There is also the question of the necessity of his tax cut. Greenspan's testimony was used by the Bush band to reinforce their assertion that a tax cut is desperately needed to keep the economy from freefalling. The logic of their position doesn't hold. Greenspan okayed a super-sized tax cut because he foresaw economic growth and mega-surpluses in the years ahead -- without a big tax cut. Both the CBO and Greenspan believe that in the coming ten years economy will be even stronger than it has been, and they are not worried that the current dip has long-term significance. (Tell that to the tens of thousands being laid off.)

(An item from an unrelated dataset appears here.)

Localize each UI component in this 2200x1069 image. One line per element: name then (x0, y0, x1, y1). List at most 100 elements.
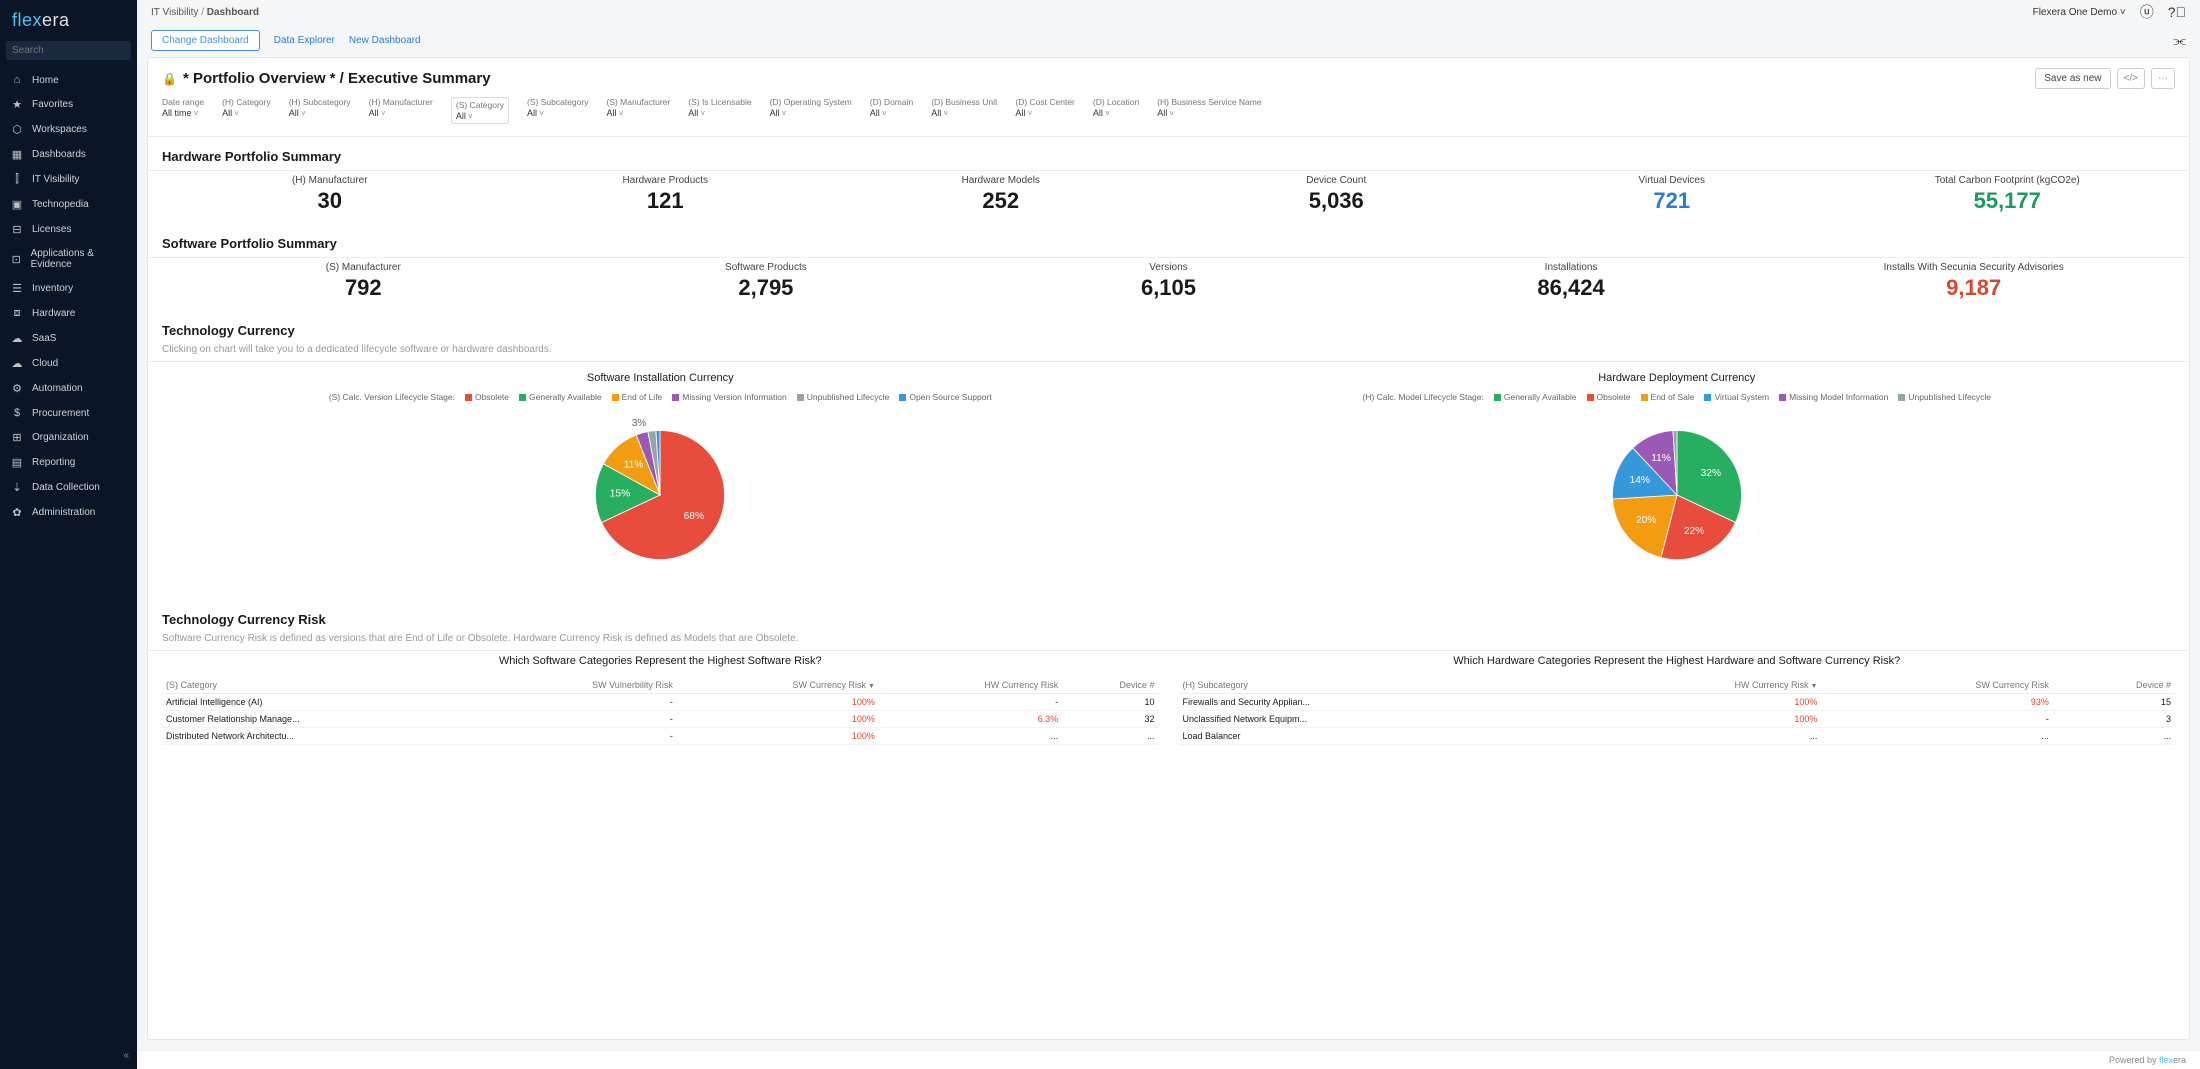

So if the economy is in a solid position, why rush ahead with a tax cut that eats up a surplus which may or may not be there in the future? Lowering interest rates may get the economy through its current blues, and most economists believe that doing so is a more effective way of stimulating a sluggish economy than tax cuts. And consider the tax cut Bush fancies. Over 40 percent of it (about $800 billion) would go to the top 1 percent (people with annual income of over $319,000).

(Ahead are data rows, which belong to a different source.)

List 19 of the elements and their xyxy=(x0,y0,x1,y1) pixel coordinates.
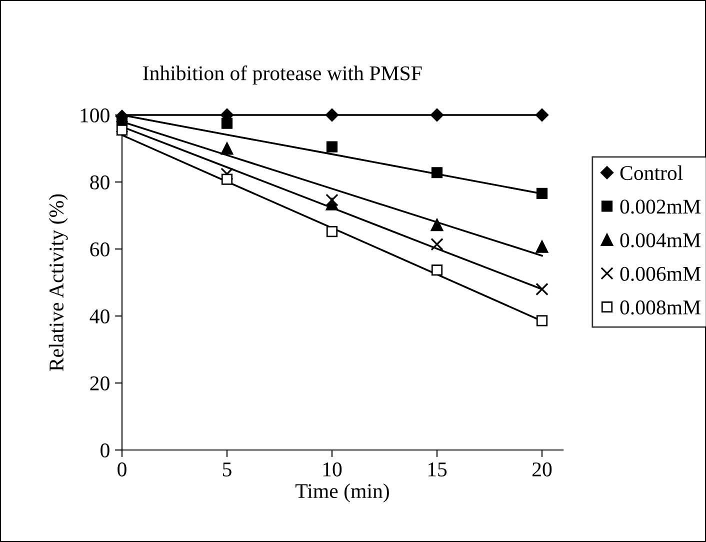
x-tick-label: 10 xyxy=(323,462,342,476)
x-tick-label: 15 xyxy=(428,462,447,476)
x-tick-label: 0 xyxy=(118,462,126,476)
y-tick-label: 20 xyxy=(90,376,110,390)
y-tick-label: 40 xyxy=(90,309,110,324)
legend-label: 0.006mM xyxy=(620,266,700,281)
legend-label: 0.004mM xyxy=(620,233,700,248)
x-tick-label: 20 xyxy=(532,462,552,476)
chart-title: Inhibition of protease with PMSF xyxy=(143,65,422,85)
legend-label: Control xyxy=(620,165,683,180)
y-axis-title: Relative Activity (%) xyxy=(48,194,68,371)
legend-label: 0.002mM xyxy=(620,200,700,214)
y-tick-label: 60 xyxy=(90,242,110,256)
y-tick-label: 80 xyxy=(90,175,110,190)
y-tick-label: 100 xyxy=(80,108,110,122)
legend-label: 0.008mM xyxy=(620,300,700,315)
x-tick-label: 5 xyxy=(223,462,232,476)
y-tick-label: 0 xyxy=(100,443,110,458)
x-axis-title: Time (min) xyxy=(296,483,389,502)
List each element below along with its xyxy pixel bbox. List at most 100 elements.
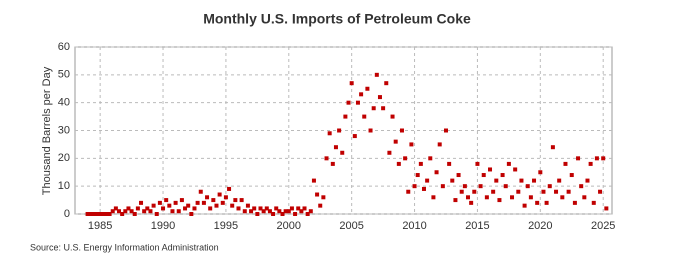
data-point bbox=[198, 189, 203, 194]
data-point bbox=[472, 189, 477, 194]
data-point bbox=[550, 145, 555, 150]
data-point bbox=[516, 189, 521, 194]
data-point bbox=[513, 167, 518, 172]
data-point bbox=[274, 206, 279, 211]
x-tick-label: 2005 bbox=[339, 220, 363, 232]
data-point bbox=[201, 200, 206, 205]
data-point bbox=[126, 206, 131, 211]
data-point bbox=[459, 189, 464, 194]
data-point bbox=[315, 192, 320, 197]
data-point bbox=[205, 195, 210, 200]
data-point bbox=[450, 178, 455, 183]
data-point bbox=[104, 212, 109, 216]
data-point bbox=[443, 128, 448, 133]
data-point bbox=[368, 128, 373, 133]
data-point bbox=[557, 178, 562, 183]
data-point bbox=[478, 184, 483, 189]
data-point bbox=[396, 161, 401, 166]
data-point bbox=[466, 195, 471, 200]
y-tick-label: 30 bbox=[58, 124, 70, 136]
data-point bbox=[85, 212, 90, 216]
data-point bbox=[239, 198, 244, 203]
data-point bbox=[469, 200, 474, 205]
data-point bbox=[355, 100, 360, 105]
data-point bbox=[437, 142, 442, 147]
data-point bbox=[462, 184, 467, 189]
data-point bbox=[343, 114, 348, 119]
data-point bbox=[249, 209, 254, 214]
data-point bbox=[135, 206, 140, 211]
data-point bbox=[418, 161, 423, 166]
data-point bbox=[293, 212, 298, 216]
data-point bbox=[390, 114, 395, 119]
data-point bbox=[538, 170, 543, 175]
data-point bbox=[434, 170, 439, 175]
data-point bbox=[522, 203, 527, 208]
data-point bbox=[510, 195, 515, 200]
data-point bbox=[195, 200, 200, 205]
data-point bbox=[189, 212, 194, 216]
data-point bbox=[475, 161, 480, 166]
y-tick-label: 50 bbox=[58, 69, 70, 81]
data-point bbox=[598, 189, 603, 194]
x-tick-label: 2025 bbox=[591, 220, 615, 232]
data-point bbox=[554, 189, 559, 194]
data-point bbox=[179, 198, 184, 203]
data-point bbox=[233, 198, 238, 203]
data-point bbox=[365, 86, 370, 91]
y-tick-label: 40 bbox=[58, 97, 70, 109]
data-point bbox=[214, 203, 219, 208]
data-point bbox=[387, 150, 392, 155]
data-point bbox=[484, 195, 489, 200]
data-point bbox=[519, 178, 524, 183]
data-point bbox=[154, 212, 159, 216]
data-point bbox=[311, 178, 316, 183]
data-point bbox=[192, 206, 197, 211]
data-point bbox=[120, 212, 125, 216]
x-tick-label: 1990 bbox=[151, 220, 175, 232]
data-point bbox=[170, 209, 175, 214]
data-point bbox=[299, 209, 304, 214]
data-point bbox=[409, 142, 414, 147]
data-point bbox=[399, 128, 404, 133]
data-point bbox=[497, 198, 502, 203]
data-point bbox=[371, 106, 376, 111]
data-point bbox=[277, 209, 282, 214]
data-point bbox=[258, 206, 263, 211]
data-point bbox=[113, 206, 118, 211]
data-point bbox=[186, 203, 191, 208]
data-point bbox=[447, 161, 452, 166]
data-point bbox=[569, 173, 574, 178]
data-point bbox=[129, 209, 134, 214]
source-note: Source: U.S. Energy Information Administ… bbox=[30, 242, 219, 252]
data-point bbox=[415, 173, 420, 178]
data-point bbox=[242, 209, 247, 214]
data-point bbox=[123, 209, 128, 214]
data-point bbox=[412, 184, 417, 189]
data-point bbox=[176, 209, 181, 214]
data-point bbox=[525, 184, 530, 189]
data-point bbox=[585, 178, 590, 183]
data-point bbox=[377, 95, 382, 100]
data-point bbox=[560, 195, 565, 200]
data-point bbox=[183, 206, 188, 211]
data-point bbox=[98, 212, 103, 216]
data-point bbox=[321, 195, 326, 200]
data-point bbox=[591, 200, 596, 205]
data-point bbox=[139, 200, 144, 205]
data-point bbox=[324, 156, 329, 161]
data-point bbox=[330, 161, 335, 166]
data-point bbox=[406, 189, 411, 194]
data-point bbox=[506, 161, 511, 166]
data-point bbox=[145, 206, 150, 211]
y-tick-label: 20 bbox=[58, 152, 70, 164]
x-tick-label: 1995 bbox=[214, 220, 238, 232]
data-point bbox=[572, 200, 577, 205]
data-point bbox=[227, 186, 232, 191]
data-point bbox=[211, 198, 216, 203]
data-point bbox=[403, 156, 408, 161]
data-point bbox=[362, 114, 367, 119]
data-point bbox=[421, 186, 426, 191]
data-point bbox=[337, 128, 342, 133]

The Bush gang claims his tax cut will stimulate the economy. But will placing all this money in the pockets of the wealthy increase consumer demand? After the buying binge of the past eight years, how much more can a well-off American purchase? It is more reasonable to assume they will put this extra money into securities and invest in a market that remains reasonably high. (If the Bush goal is to make capital more available to businesses looking to expand, then lowering interest rates is probably a more immediate means to that end.)
What Bush is pushing is the same-old, trickle-down, supply-side economics. Give money to the rich, and somehow it will benefit the rest of the citizenry. This is what Bush's father once called "voodoo economics" -- that is, until he accepted Ronald Reagan's be-my-veep invitation in the 1980 campaign. But if you provide tax relief to middle- and low-income Americans -- say, use half (or less) of the projected non-Social Security surplus to finance a cut in payroll taxes -- those dollars probably will be spent on consumer products and services (maybe on education, as well) and provide some sort of kick to the economy. But, again, if Greenspan, the CBO and others are right to be so bullish on the US economy, there may not be a need for a tax-cut stimulus.
Bush and his lieutenants are not being completely honest when they talk about the necessity and the economics of his tax cut. As the Center for Budget and Policy Priorities puts it, "When considered on their merits, the arguments for and against a large permanent cut remain essentially the same as they were last summer. Whether to enact a large permanent tax cut is fundamentally an issue of national priorities, not a question of how to shore up a weak economy. Policymakers must weigh the benefits of a large tax cut that consumes the lion's share (or all) of the realistically available no n-Social Security surplus, against the benefits of additional debt reduction, a Medicare prescription drug benefit, increased aid to education, health insurance for those who lack it, measures to reduce child poverty, additional resources to shore up Social Security and Medicare for the long term, continued modernization of the military, and the like."
Look beyond Bush's meet-and-greets and the come-together happy-talk, and it's not hard to see there's far more charm than truth emanating from the White House these days. (Is there something in the water there?) But -- glory be! -- at least the bullshit proceeds right on time.